Objective: The goal of this study was to determine whether there was a significant difference between the visual outcomes of eyes with threshold retinopathy of prematurity (ROP) treated with trans-scleral cryotherapy compared to those treated with laser photocoagulation.
Design: Extended follow-up study of a prospective, randomized clinical trial.
Participants: Fifty-two patients with bilateral threshold ROP participated. Follow-up data were available for 25 of these patients.
Intervention: Patients were randomized to receive cryotherapy in one eye and laser photocoagulation in the other eye.
Main outcome measures: The best-corrected visual acuity of each eye was measured. Best-corrected visual acuities of 20/50 or better were classified as "good" clinical outcomes, whereas those 20/60 or worse were considered "poor" outcomes. A secondary outcome of this study was the spherical equivalent (SE) of each eye's most recent refraction.

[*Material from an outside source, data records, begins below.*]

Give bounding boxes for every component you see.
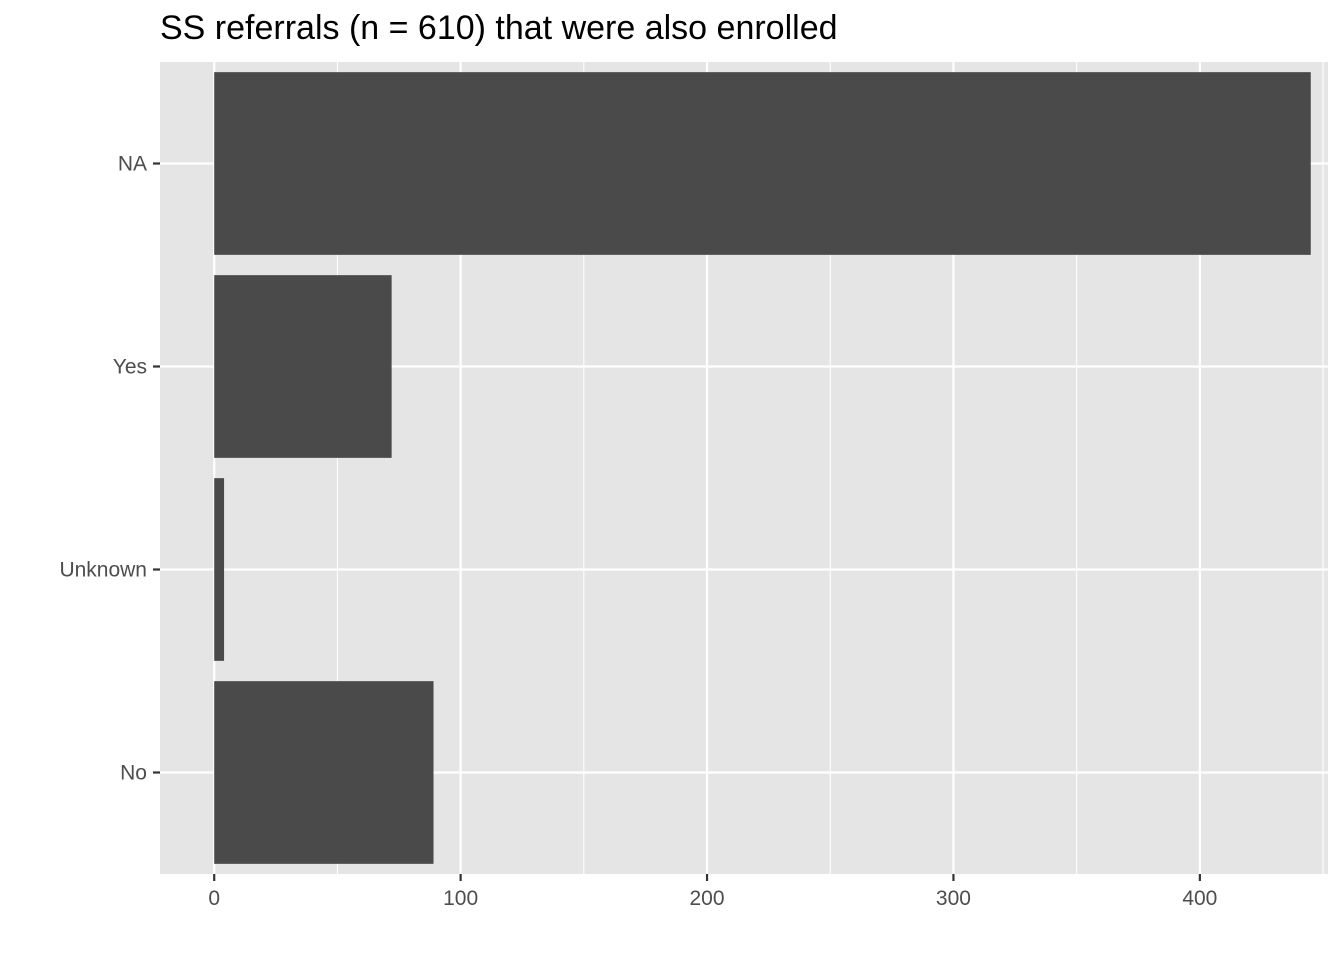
y-tick-label: Unknown bbox=[59, 559, 147, 582]
bar-yes bbox=[214, 275, 392, 458]
chart-title: SS referrals (n = 610) that were also en… bbox=[160, 9, 838, 47]
bars bbox=[214, 72, 1311, 864]
axes: NA Yes Unknown No 0 100 200 300 400 bbox=[59, 153, 1217, 911]
x-tick-label: 200 bbox=[690, 887, 725, 910]
x-tick-label: 300 bbox=[936, 887, 971, 910]
y-tick-label: No bbox=[120, 762, 147, 785]
x-tick-label: 400 bbox=[1182, 887, 1217, 910]
x-tick-label: 0 bbox=[208, 887, 220, 910]
x-tick-label: 100 bbox=[443, 887, 478, 910]
y-tick-label: NA bbox=[118, 153, 147, 176]
bar-unknown bbox=[214, 478, 225, 661]
y-tick-label: Yes bbox=[113, 356, 147, 379]
bar-no bbox=[214, 681, 434, 864]
bar-na bbox=[214, 72, 1311, 255]
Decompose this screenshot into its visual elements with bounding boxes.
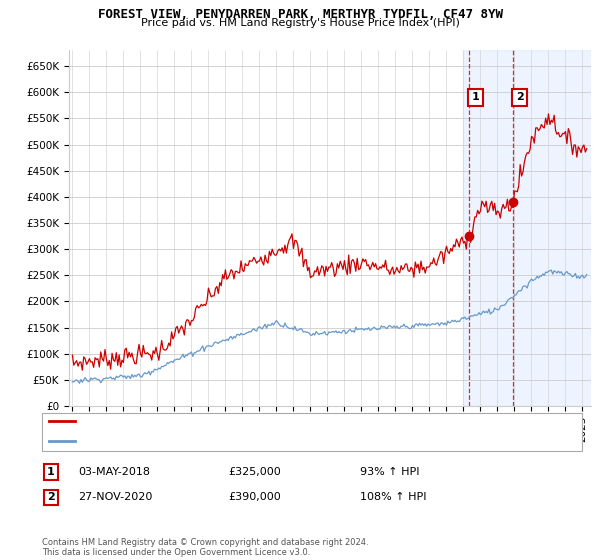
Text: 2: 2 bbox=[516, 92, 523, 102]
Text: 93% ↑ HPI: 93% ↑ HPI bbox=[360, 467, 419, 477]
Text: 1: 1 bbox=[472, 92, 479, 102]
Text: 03-MAY-2018: 03-MAY-2018 bbox=[78, 467, 150, 477]
Bar bbox=[463, 50, 591, 406]
Text: Contains HM Land Registry data © Crown copyright and database right 2024.
This d: Contains HM Land Registry data © Crown c… bbox=[42, 538, 368, 557]
Text: FOREST VIEW, PENYDARREN PARK, MERTHYR TYDFIL, CF47 8YW (detached house): FOREST VIEW, PENYDARREN PARK, MERTHYR TY… bbox=[79, 416, 482, 426]
Text: £325,000: £325,000 bbox=[228, 467, 281, 477]
Text: 108% ↑ HPI: 108% ↑ HPI bbox=[360, 492, 427, 502]
Text: 27-NOV-2020: 27-NOV-2020 bbox=[78, 492, 152, 502]
Text: FOREST VIEW, PENYDARREN PARK, MERTHYR TYDFIL, CF47 8YW: FOREST VIEW, PENYDARREN PARK, MERTHYR TY… bbox=[97, 8, 503, 21]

Result: At an average follow-up point of 5.8 years (range, 4.3-7.6 years), the odds that an eye treated with laser had a good clinical outcome were 6.91 times greater than for eyes treated with cryotherapy (95% confidence interval, 1.70-28.0; n = 21). Additionally, the laser-treated eyes were less myopic with a mean SE of-3.05 diopters compared to a mean SE of -5.08 diopters for the cryotherapy-treated eyes (P = 0.0072, n = 23).
Conclusion: The authors' study suggests that laser photocoagulation for threshold ROP was more likely to result in a good clinical outcome with better final visual acuity and less myopia compared to cryotherapy treatment.